Considering the Experience of Being One of the Last Mortals

With the development of rejuvenation therapies underway, and accelerating, somewhere ahead lies a dividing line. Some people will be the last to age to death, too comprehensively damaged for the technologies of the time to recover. Everyone else will live indefinitely in youth and health, protected from aging by periodic repair of the underlying cell and tissue damage that causes dysfunction and disease. Where is that dividing line? No one can say in certainty. I look at the children of today, with long lives ahead of them, and find it hard to believe that in a hundred years the problem won't be solved well in time for them to live for as long as they choose. Equally, people in middle age today will certainly benefit greatly from the advent of first generation rejuvenation technologies, such as senolytics, each narrowly focused on one mechanism of aging. Yet I'm skeptical that matters will progress rapidly enough to rescue them. So somewhere between those two points are the people on the very edge; the last mortals.

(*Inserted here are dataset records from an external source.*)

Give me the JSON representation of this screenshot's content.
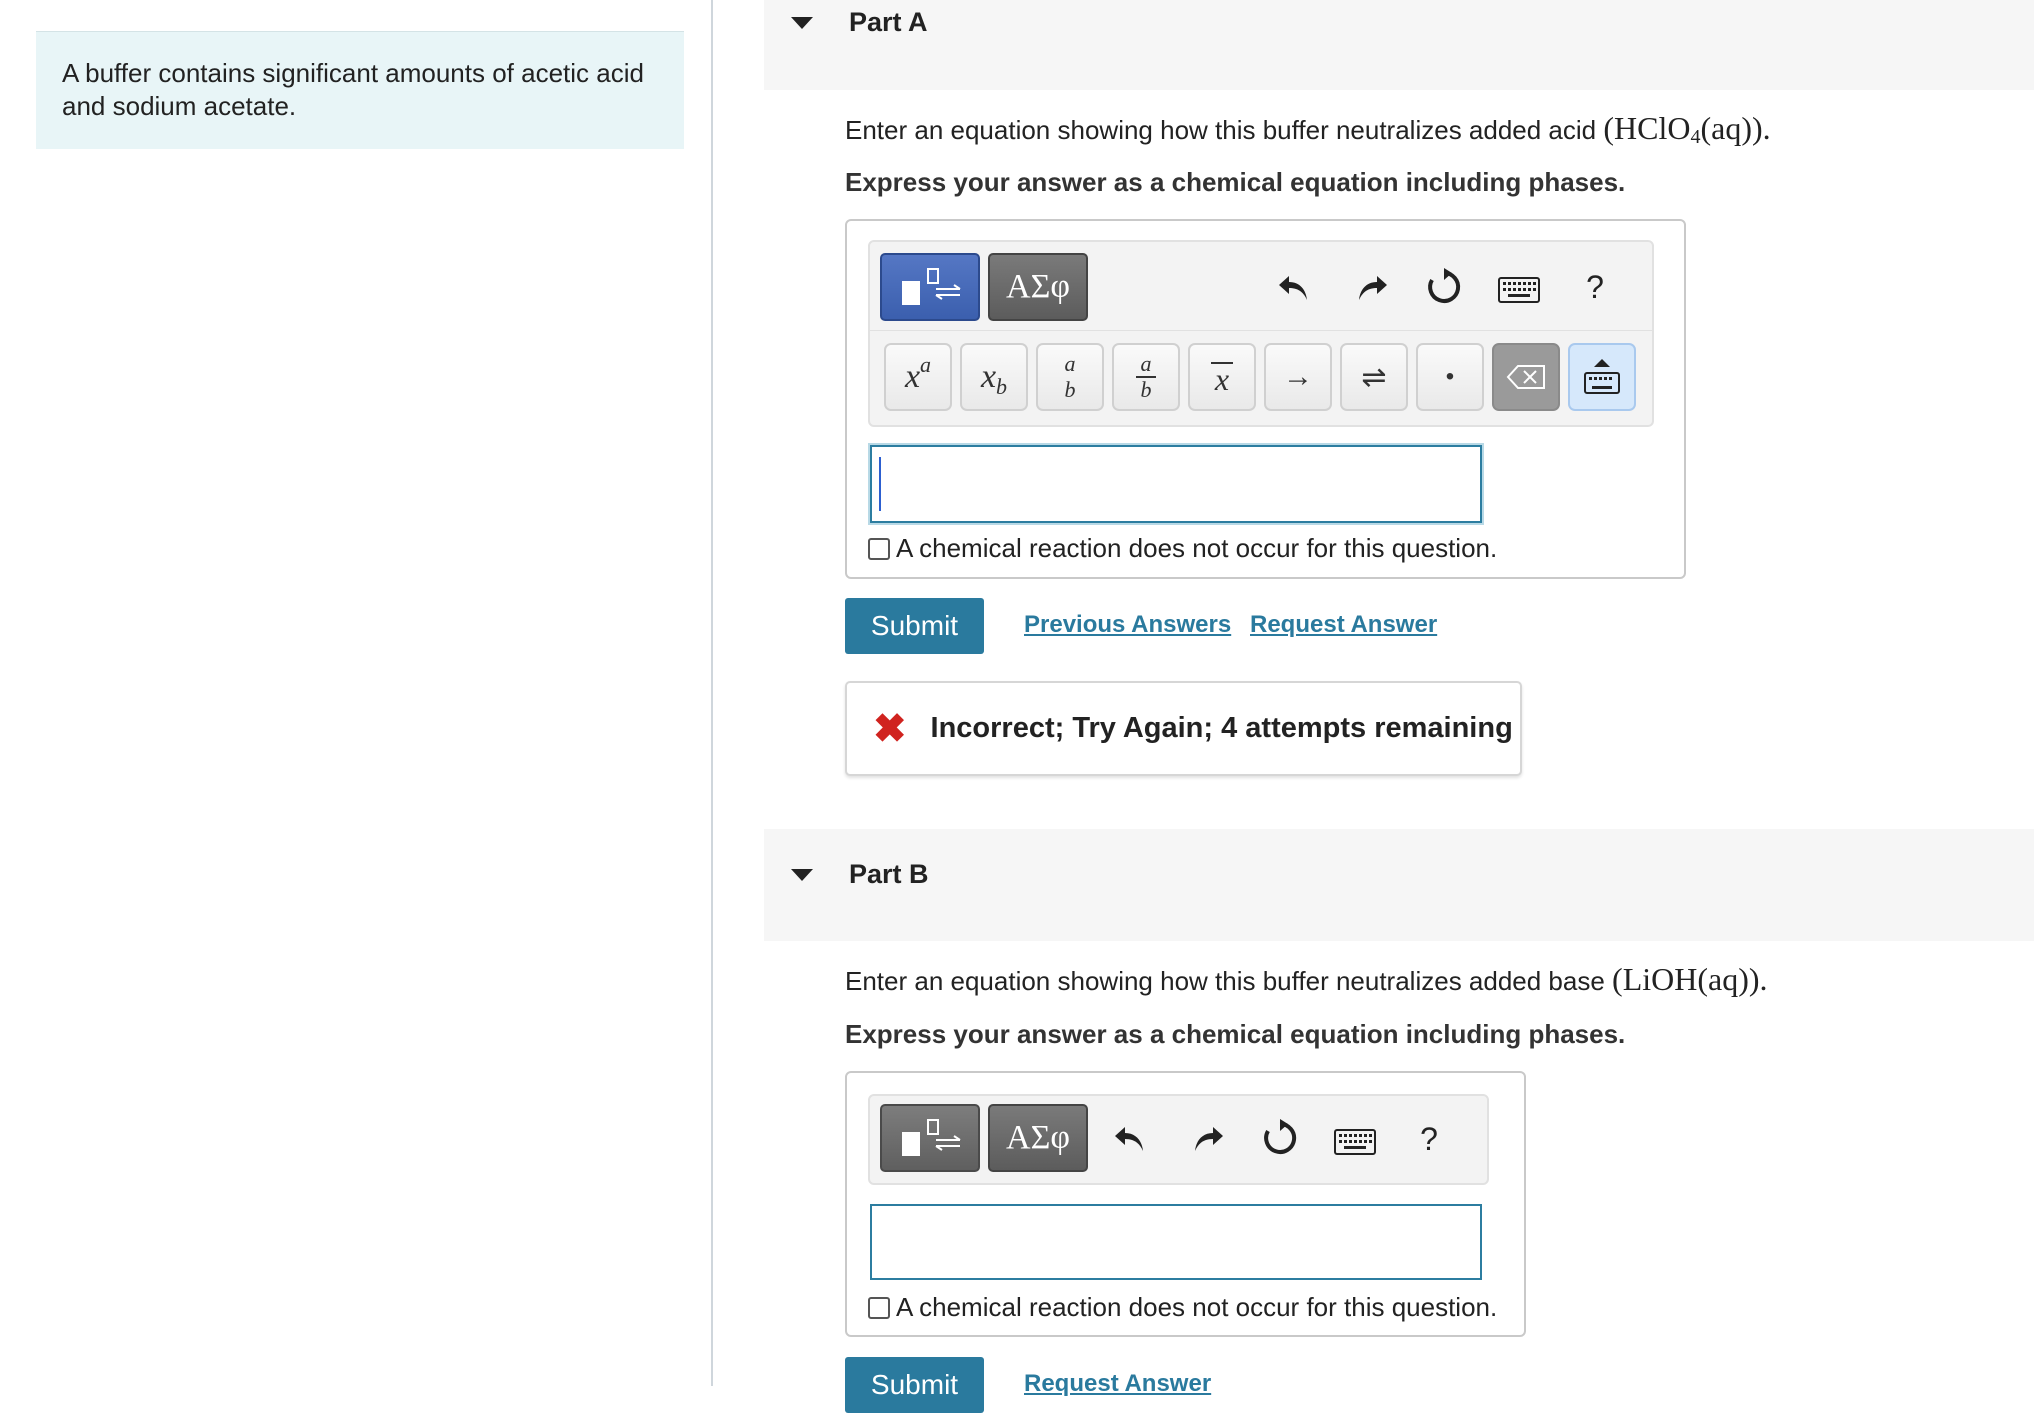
{
  "problem": {
    "text_line1": "A buffer contains significant amounts of acetic acid",
    "text_line2": "and sodium acetate."
  },
  "part_a": {
    "title": "Part A",
    "prompt_text": "Enter an equation showing how this buffer neutralizes added acid ",
    "prompt_chem_pre": "(HClO",
    "prompt_chem_sub": "4",
    "prompt_chem_post": "(aq)).",
    "instruction": "Express your answer as a chemical equation including phases.",
    "greek_label": "ΑΣφ",
    "help_label": "?",
    "keys": [
      "xᵃ",
      "x_b",
      "a/b",
      "a/b",
      "x̄",
      "→",
      "⇌",
      "•",
      "⌫",
      "keyboard"
    ],
    "key_xa_base": "x",
    "key_xa_sup": "a",
    "key_xb_base": "x",
    "key_xb_sub": "b",
    "key_frac_num": "a",
    "key_frac_den": "b",
    "key_xbar": "x",
    "key_arrow": "→",
    "key_equil": "⇌",
    "key_dot": "•",
    "answer_value": "",
    "no_reaction_label": "A chemical reaction does not occur for this question.",
    "submit_label": "Submit",
    "previous_answers_label": "Previous Answers",
    "request_answer_label": "Request Answer",
    "feedback_icon": "✖",
    "feedback_text": "Incorrect; Try Again; 4 attempts remaining"
  },
  "part_b": {
    "title": "Part B",
    "prompt_text": "Enter an equation showing how this buffer neutralizes added base ",
    "prompt_chem": "(LiOH(aq)).",
    "instruction": "Express your answer as a chemical equation including phases.",
    "greek_label": "ΑΣφ",
    "help_label": "?",
    "answer_value": "",
    "no_reaction_label": "A chemical reaction does not occur for this question.",
    "submit_label": "Submit",
    "request_answer_label": "Request Answer"
  },
  "colors": {
    "accent": "#2a7a9e",
    "problem_bg": "#e8f5f7",
    "error": "#d0231f",
    "template_active": "#3b5fae"
  },
  "icons": [
    "caret-down-icon",
    "undo-icon",
    "redo-icon",
    "reset-icon",
    "keyboard-icon",
    "help-icon",
    "backspace-icon",
    "close-x-icon"
  ]
}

In a sense this isn't terribly profound at all. It is the same story for every as yet uncontrolled medical condition, where the medical research community is working towards effective treatments that will arrive at some uncertain future date. There will be those who are the last to die, just as the therapies that save everyone else are rolling out. It is only the magnitude that is greater in the case of aging - a hundred or a thousand times greater. Does the fact that it affects everyone mean that there will be public disorder, disputes between the first immortals and the last mortals, where only private, personal existential crises exist today? I think claims of societal unrest as a result of the realization that your children will live indefinitely, while you yourself will not, are likely overwrought.

The Last Mortals

Ever-growing lifespans are the result of regular advances in medical science. In 1900 the three leading causes of death in the United States were pneumonia/influenza, tuberculosis, and diarrhoea. Only a century and a bit on, many of the major acute illnesses are tractable. Every month brings striking new medical advances. Increasingly, medical research is shifting from acute conditions such as influenza towards chronic conditions including diabetes and Alzheimer's. Ageing is the ultimate chronic condition, and there seems to be no reason, in principle at least, that would prevent us from discovering a means of halting or reversing ageing itself.

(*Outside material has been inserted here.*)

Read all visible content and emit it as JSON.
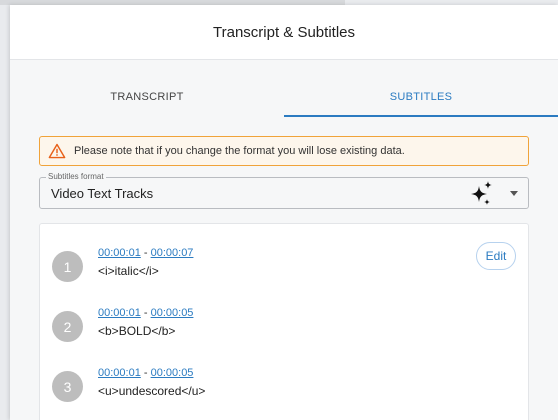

What if that all happens sooner rather than later? But what if it's not soon enough? Imagine that, after a few more breakthroughs, a scientific consensus emerges that we will have conquered illness and ageing by the year 2119; anyone alive in 2119 is likely to live for centuries, even millennia. You and I are very unlikely to make it to 2119. But we are likely to make it relatively close to that date - in fact, relative to the span of human history, we've already made it very close right now. Think that through, carefully. What would it mean to realize that you very nearly got to live forever, but didn't? What would it mean if, in our looming senescence, we were increasingly forced to share social space with young people whose anticipated allotment of time massively dwarfs our own? We would then be the last mortals.

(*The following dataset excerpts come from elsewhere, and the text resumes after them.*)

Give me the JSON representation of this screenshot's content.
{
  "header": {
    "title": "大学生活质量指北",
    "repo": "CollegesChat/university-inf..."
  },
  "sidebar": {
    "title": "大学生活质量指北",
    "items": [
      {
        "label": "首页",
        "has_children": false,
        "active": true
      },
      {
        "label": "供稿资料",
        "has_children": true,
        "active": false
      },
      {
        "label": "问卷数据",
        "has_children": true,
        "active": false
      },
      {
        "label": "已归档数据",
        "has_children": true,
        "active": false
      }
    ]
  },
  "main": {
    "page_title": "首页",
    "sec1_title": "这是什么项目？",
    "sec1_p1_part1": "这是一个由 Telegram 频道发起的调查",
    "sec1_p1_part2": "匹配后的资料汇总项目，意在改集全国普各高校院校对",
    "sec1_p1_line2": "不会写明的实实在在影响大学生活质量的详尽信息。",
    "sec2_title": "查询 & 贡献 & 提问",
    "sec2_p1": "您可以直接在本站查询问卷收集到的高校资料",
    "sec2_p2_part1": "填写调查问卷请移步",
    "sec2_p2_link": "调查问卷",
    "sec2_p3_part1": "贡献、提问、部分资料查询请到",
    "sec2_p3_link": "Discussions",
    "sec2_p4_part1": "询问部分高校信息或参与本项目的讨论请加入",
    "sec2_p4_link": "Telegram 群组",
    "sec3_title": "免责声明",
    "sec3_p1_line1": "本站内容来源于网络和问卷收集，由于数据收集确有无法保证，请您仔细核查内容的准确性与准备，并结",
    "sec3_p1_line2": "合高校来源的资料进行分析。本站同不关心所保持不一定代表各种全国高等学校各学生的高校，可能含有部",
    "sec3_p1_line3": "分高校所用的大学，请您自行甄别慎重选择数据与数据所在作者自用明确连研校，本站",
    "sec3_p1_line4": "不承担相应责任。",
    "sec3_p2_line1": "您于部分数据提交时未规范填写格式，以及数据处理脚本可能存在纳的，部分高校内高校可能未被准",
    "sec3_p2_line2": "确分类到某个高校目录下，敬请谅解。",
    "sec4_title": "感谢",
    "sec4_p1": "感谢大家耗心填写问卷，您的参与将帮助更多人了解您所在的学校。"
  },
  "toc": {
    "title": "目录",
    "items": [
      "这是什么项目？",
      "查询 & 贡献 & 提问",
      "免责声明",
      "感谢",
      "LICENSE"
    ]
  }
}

To be precise, the kind of immortality I have in mind can be called biological immortality. A biologically immortal organism does not die from illness or ageing - though they may still die in a plane crash. If humans acquired biological immortality, our expected lifespans would jump to enormous lengths. Almost everyone would still eventually die; statistics dictate that if you fly on planes every few weeks for eternity, eventually one will crash. This point allows us to sidestep one of the perennial questions about immortality: is endless life something we'd really want? What is distinctive for biological immortals is that death becomes only a possibility, an option, not an inevitability on a fixed timetable. This sort of immortality, I would think, is definitely not a curse. To have the option of living healthily a very long time, possibly for as long as one could want (but no longer), seems like an unmitigated blessing.

Until now, the wish for immortality was mere fantasy. No one has ever lived beyond 122 years, and no one has reasonably expected to do so. But what happens once the scientists tell us that we're drawing near, that biological immortality will be ready in a generation or two - then what? Seneca told us to meet death cheerfully, because death is "demanded of us by circumstances" and cannot be controlled. Death's inevitability is what makes it unreasonable to trouble oneself. Yet, as I've been arguing, soon death may cease to be inevitable. It may become an option rather than a giver of orders. And, as the fantasy of immortality becomes a reasonable desire, this will generate not only new sorts of failed desires, but also new ways to become profoundly envious.